Lydia has been invited to Brighton for the summer, and Mrs. Bennet and the younger girls want Mr. Bennet to take the whole family there. Although Mr. Bennet has no intentions of doing this, his answers are vague and equivocal.
Elizabeth returns home to find her younger sisters still crazy about red coat soldiers. Mrs. Bennet, as always, is still an indulgent mother, giving in to every demand of her daughters, especially to Lydia. She is also still obsessed with getting her daughters married.
Elizabeth’s decision not to disclose Wickham’s true nature to her family has serious repercussions.

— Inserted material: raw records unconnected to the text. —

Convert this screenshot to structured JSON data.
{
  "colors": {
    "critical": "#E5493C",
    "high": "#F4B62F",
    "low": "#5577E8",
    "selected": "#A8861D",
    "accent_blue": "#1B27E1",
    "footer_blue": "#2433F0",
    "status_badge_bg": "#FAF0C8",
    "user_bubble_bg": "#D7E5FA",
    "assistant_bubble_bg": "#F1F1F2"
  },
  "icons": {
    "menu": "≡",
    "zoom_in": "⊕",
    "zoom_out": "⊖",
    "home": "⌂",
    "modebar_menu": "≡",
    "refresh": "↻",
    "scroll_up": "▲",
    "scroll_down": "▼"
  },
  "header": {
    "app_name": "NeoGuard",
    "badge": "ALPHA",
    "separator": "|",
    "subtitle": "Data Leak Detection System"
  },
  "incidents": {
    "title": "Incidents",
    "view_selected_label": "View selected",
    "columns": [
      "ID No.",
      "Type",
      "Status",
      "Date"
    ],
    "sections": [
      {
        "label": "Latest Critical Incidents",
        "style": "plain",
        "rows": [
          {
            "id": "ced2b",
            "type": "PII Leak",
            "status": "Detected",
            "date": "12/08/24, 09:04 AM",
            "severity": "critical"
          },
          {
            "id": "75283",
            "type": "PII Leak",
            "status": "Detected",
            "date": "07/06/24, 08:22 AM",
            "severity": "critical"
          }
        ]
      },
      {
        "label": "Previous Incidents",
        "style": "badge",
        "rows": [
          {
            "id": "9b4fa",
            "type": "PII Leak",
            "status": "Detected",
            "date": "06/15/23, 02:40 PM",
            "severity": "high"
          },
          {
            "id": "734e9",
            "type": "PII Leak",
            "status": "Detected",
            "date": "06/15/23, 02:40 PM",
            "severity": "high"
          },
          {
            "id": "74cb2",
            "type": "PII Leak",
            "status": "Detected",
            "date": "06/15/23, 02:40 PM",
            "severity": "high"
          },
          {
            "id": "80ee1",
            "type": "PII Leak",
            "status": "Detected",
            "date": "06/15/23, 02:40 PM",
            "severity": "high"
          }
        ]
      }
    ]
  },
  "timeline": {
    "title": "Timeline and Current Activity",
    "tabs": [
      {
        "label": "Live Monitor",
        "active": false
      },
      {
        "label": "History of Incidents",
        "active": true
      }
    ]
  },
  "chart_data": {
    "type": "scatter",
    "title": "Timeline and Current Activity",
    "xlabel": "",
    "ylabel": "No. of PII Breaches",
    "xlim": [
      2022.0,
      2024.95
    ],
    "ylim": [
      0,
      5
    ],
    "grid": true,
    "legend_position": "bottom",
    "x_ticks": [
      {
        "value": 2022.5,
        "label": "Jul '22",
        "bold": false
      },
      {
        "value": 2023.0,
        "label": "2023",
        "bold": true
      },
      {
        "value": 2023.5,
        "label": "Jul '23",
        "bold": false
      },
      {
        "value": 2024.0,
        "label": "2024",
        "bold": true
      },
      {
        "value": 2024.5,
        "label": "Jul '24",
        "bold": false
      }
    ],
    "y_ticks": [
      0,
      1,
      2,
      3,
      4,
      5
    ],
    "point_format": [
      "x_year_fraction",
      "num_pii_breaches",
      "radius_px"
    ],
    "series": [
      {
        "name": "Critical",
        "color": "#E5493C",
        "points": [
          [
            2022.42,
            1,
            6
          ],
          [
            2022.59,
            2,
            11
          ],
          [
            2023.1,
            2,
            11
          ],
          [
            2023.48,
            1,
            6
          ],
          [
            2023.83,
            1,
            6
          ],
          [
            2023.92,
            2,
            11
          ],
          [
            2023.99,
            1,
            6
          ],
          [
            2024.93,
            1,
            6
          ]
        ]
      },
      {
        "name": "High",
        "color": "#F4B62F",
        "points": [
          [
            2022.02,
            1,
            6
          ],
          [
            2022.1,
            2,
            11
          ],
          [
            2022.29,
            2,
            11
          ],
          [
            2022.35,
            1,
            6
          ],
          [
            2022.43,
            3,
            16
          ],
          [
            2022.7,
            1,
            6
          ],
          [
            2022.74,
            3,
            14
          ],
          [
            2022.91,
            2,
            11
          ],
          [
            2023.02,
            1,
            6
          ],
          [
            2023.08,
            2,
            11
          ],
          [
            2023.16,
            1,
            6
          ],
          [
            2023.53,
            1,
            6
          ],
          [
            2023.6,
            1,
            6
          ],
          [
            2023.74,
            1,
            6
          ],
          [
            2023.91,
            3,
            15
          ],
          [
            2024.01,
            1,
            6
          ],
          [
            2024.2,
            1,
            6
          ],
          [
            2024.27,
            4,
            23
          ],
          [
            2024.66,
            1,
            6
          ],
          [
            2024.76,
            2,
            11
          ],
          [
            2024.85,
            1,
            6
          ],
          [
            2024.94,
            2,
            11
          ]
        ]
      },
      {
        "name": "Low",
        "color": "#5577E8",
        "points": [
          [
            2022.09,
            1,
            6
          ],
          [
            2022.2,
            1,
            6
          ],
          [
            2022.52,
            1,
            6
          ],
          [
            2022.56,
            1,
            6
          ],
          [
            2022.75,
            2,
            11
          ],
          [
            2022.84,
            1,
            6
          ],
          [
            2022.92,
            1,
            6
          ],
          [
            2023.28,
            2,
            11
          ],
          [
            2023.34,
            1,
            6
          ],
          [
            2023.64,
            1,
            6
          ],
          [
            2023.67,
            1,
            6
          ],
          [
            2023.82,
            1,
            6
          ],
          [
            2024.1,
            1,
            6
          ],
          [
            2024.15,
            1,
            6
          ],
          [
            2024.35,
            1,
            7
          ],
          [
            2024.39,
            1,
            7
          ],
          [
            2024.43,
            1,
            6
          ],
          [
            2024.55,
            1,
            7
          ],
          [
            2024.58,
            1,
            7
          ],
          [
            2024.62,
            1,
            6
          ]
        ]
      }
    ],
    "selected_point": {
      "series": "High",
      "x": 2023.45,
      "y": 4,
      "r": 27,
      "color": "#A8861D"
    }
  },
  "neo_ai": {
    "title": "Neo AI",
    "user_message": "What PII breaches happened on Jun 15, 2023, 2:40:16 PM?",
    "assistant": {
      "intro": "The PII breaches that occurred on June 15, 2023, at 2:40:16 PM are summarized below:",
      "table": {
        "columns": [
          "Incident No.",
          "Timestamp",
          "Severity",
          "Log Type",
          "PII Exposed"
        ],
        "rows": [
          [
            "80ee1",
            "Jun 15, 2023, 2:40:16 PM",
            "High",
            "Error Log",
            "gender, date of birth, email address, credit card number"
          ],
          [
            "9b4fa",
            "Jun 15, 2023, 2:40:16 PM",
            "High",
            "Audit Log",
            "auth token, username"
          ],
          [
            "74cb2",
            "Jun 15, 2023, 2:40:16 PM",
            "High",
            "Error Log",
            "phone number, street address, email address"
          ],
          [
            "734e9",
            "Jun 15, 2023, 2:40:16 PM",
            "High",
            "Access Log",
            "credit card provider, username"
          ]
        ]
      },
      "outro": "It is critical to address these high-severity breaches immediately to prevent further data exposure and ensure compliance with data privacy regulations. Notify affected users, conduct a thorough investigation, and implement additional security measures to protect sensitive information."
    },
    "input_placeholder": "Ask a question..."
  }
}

First, it leads to the Wickham- Lydia affair, which could have been prevented; and secondly, Darcy continues to be considered an unjust man and is treated accordingly.
Lydia pleads to be granted permission to visit Brighton for the summer; Elizabeth begs her father not to let her go. Mr. Bennet, however, is too irresponsible to put his foot down, a fact which makes him as responsible as his wife for the family’s sad state at affairs. Elizabeth is shocked by the behavior that she sees in her family and realizes the truth Darcy has stated about the weak impression they make.